Für wie wichtig halten Sie den Austausch zwischen Comic-Kulturen?
KT: Also die japanische Manga-Szene ist etwas abgeschottet. Da ist nicht so der Drang, sich auszutauschen, vorhanden. Die Redakteure der Verlage sollten sich austauschen. Also vielleicht sogar weniger die Künstler, sondern die Verlage, die die Bücher verkaufen.
Sie haben in Ihrer Karriere sowohl Werke erstellt, die vorab in Magazinen erschienen, als auch solche, die direkt als Taschenbuch veröffentlicht wurden. Gibt es eine Arbeitsweise, die sie bevorzugen und wenn ja, welche und warum?

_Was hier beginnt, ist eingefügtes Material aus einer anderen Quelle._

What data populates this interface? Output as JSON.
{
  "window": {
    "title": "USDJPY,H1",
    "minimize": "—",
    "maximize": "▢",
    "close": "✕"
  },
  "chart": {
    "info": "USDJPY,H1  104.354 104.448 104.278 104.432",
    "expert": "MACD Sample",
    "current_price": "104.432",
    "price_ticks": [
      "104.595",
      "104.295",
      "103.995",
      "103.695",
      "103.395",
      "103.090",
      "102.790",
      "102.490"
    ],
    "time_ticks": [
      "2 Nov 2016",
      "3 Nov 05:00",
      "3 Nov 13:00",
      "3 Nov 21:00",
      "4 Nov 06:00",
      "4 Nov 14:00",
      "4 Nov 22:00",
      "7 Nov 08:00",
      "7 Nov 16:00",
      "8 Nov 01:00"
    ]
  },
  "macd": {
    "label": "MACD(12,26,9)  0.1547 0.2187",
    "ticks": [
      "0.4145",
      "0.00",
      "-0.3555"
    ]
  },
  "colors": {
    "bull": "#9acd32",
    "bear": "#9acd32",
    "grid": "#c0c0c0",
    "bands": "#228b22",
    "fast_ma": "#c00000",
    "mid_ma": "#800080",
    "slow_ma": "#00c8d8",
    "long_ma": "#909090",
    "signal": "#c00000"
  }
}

KT: Also im Prinzip gibt es keine, die ich bevorzuge. Wenn man es gleich als Buch veröffentlicht, kann man ziemlich frei zeichnen, aber es besteht natürlich die Gefahr, dass man sich verzettelt. Umgekehrt hat man, wenn man zum Beispiel in einer Zeitschrift ist, eine Deadline, die unter Umständen recht anstrengend sein kann. Dafür sieht man hier aber Monat für Monat die Reaktionen der Leser und kann diese dann natürlich auch entsprechend verarbeiten.
Sie werden am Sonntag auf dem Comic-Salon einen Workshop mit dem Titel Show and Tell leiten. Unter unseren Lesern sind viele Nachwuchs- und Hobbymanga-ka. Haben Sie vielleicht einen Storytelling-Tipp für Sie? Zum Beispiel, wie man eine Slice-of-Life-Geschichte spannend erzählt und gestaltet?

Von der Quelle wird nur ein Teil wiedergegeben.